В нашем Железнодорожном районе подпольщикам, благодаря умелой конспирации удалось сохранить своих людей. Но был отдан строгий приказ: чрезвычайная осторожность, ни одного рискованного шага, «рискуя собой, рискуешь товарищами; даже не сказав ни слова, своим провалом ставишь под удар тех, с кем был связан».

И вот однажды осенью сорок второго я должен был встретиться на Евбазе со связной, чтобы передать ей пакет с листовками. Листовки лежали внутри аккуратной вязанки дров, скрученной проволокой. Я специально делал такие вязанки с «секретом»: в поленьях выпиливал углубления для листовок. В крайнем случае можно было бросить полено в печь. И передача вязанки связной на базаре не вызывала никакого подозрения: я продаю – она покупает. Дрова тогда в Киеве продавались на базарах маленькими вязанками. И еду готовили только на дровах, и отапливались ими. В тех домах, где не было плит, ставили буржуйки – небольшие железные печки. Идешь, бывало, по Киеву и видишь: стоит большой многоэтажный дом, и во многих окнах, «застеклённых» наполовину фанерой вместо выбитого стекла, торчит из форточки труба, из которой клубится дым.
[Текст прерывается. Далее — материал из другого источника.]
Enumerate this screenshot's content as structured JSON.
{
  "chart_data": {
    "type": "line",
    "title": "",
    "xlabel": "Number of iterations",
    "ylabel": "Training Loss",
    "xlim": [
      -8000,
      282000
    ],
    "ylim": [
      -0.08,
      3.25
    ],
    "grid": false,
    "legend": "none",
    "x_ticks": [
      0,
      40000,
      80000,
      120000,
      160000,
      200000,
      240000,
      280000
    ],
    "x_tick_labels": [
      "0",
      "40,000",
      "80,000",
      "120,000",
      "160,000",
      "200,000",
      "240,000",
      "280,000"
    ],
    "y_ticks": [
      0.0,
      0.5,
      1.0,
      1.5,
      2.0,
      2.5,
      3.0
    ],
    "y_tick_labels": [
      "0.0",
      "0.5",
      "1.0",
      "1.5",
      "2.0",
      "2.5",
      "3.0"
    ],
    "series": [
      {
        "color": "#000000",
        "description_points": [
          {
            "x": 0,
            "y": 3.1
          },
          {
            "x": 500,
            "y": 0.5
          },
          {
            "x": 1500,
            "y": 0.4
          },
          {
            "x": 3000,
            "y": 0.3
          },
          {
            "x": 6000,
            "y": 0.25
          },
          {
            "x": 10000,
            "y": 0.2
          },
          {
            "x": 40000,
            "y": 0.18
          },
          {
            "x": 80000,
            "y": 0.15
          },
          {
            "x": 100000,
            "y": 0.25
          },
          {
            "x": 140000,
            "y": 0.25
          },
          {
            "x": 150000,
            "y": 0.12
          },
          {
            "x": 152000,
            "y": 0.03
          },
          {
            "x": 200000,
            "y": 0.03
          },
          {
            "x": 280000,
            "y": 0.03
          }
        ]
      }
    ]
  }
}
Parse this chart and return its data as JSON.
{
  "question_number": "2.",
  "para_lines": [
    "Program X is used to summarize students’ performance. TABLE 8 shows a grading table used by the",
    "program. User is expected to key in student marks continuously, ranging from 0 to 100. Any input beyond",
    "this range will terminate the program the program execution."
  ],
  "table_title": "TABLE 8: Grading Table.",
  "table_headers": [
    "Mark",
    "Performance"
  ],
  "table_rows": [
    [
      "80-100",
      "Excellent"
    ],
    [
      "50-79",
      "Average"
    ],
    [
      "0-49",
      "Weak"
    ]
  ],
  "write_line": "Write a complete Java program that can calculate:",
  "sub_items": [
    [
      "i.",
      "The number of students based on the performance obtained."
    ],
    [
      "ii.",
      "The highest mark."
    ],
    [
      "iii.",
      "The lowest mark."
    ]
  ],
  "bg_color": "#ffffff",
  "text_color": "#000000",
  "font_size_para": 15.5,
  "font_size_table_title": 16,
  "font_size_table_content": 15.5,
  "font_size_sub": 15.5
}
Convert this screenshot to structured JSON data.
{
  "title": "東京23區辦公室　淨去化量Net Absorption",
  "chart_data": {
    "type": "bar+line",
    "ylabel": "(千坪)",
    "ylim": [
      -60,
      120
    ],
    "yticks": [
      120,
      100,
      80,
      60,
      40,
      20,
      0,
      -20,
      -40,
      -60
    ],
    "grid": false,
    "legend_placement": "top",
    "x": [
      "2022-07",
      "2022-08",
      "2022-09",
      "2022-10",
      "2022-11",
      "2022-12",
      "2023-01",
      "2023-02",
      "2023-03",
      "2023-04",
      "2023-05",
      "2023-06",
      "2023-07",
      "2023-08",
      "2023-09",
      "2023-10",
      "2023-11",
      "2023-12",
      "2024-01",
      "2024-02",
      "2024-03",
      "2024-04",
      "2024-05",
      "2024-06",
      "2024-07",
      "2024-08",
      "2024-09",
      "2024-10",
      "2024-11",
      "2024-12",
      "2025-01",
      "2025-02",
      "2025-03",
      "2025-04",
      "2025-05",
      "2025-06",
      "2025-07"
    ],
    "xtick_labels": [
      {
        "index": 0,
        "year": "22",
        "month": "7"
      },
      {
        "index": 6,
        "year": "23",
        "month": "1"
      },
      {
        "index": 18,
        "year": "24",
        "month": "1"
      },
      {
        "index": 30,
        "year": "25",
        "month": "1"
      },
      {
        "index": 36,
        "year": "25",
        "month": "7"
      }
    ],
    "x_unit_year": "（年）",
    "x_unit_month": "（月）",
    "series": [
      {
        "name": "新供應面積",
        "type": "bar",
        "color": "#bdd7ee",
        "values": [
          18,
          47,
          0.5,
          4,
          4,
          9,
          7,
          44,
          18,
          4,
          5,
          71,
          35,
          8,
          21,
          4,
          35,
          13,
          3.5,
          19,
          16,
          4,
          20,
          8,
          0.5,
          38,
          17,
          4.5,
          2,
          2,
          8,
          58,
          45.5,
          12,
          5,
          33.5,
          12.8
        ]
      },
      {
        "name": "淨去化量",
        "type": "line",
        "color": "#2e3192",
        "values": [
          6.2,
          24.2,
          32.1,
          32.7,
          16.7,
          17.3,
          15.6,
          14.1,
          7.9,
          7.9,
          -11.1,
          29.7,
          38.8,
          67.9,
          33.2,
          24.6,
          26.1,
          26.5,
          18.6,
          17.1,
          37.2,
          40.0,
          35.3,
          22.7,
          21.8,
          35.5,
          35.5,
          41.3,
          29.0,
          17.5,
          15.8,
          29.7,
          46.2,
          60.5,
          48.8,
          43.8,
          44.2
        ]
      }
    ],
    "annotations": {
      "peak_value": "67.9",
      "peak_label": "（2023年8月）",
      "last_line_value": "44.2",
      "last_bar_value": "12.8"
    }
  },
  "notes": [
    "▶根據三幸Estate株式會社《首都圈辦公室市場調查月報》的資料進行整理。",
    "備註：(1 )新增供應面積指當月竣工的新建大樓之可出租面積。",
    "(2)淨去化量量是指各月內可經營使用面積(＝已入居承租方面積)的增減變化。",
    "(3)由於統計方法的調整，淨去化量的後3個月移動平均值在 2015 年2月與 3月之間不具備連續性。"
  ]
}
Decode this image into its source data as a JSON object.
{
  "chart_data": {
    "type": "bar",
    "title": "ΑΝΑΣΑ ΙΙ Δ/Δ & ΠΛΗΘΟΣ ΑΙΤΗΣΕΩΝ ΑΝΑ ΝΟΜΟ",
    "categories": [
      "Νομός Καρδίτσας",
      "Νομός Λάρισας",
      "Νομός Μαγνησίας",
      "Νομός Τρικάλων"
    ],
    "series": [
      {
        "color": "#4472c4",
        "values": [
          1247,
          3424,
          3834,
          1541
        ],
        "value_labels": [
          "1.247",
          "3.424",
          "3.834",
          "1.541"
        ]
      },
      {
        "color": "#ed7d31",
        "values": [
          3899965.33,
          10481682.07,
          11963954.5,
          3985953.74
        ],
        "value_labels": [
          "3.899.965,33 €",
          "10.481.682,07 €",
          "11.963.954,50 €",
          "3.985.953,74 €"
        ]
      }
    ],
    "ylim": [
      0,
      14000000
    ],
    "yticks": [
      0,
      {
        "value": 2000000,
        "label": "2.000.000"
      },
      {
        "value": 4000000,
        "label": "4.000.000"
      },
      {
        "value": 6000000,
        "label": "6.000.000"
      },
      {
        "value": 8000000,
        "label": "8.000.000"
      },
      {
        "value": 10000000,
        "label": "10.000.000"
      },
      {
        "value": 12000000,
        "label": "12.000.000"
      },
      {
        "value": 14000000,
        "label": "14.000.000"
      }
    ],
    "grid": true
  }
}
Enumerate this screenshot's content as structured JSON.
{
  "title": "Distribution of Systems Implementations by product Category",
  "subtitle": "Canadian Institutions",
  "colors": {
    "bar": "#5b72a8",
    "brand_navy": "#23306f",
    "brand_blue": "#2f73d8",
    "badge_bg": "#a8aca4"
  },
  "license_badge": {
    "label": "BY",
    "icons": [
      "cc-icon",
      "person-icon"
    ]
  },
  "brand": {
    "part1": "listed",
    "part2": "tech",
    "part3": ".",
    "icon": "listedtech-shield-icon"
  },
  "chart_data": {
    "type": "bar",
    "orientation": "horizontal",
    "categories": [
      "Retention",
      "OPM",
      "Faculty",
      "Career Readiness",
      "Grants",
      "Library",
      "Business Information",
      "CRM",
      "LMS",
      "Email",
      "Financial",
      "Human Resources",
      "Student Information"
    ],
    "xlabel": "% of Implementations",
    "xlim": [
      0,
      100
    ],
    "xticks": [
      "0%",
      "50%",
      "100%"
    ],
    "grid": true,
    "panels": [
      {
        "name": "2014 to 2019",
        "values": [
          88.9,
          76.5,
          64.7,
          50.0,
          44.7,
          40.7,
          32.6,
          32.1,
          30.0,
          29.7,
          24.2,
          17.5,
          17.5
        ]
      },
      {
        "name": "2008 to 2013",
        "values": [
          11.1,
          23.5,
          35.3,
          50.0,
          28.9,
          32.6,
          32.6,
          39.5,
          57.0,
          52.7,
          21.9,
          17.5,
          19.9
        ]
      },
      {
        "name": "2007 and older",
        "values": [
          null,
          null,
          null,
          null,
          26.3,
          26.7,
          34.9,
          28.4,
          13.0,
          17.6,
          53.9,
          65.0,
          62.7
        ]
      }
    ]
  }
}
Так вот… Пошёл я, значит, на Евбаз. В руках вязанка с «секретом». Иду по базару. Уже и связную свою вижу. Стоит она, держа в руках тарелку с варёным сахаром – плиточки такие коричневые, величиной с половину спичечного коробка. Тогда ведь сахара не было, чай пили или с сахарином, или вприкуску с такими плиточками, десять рублей штука. Одна плиточка на всю семью. Иду, значит… Вижу, у фонтана сидит на земле какой-то старик с бородой, в руке у него кукла, надетая на палец (как в кукольном театре это делается), и он с нею разговаривает. Что-то ей говорит, а она ему отвечает. Создаётся впечатление, что говорит сама кукла. Ну, я сразу понял, что это чревовещание. А люди, окружившие старика, удивляются, смеются.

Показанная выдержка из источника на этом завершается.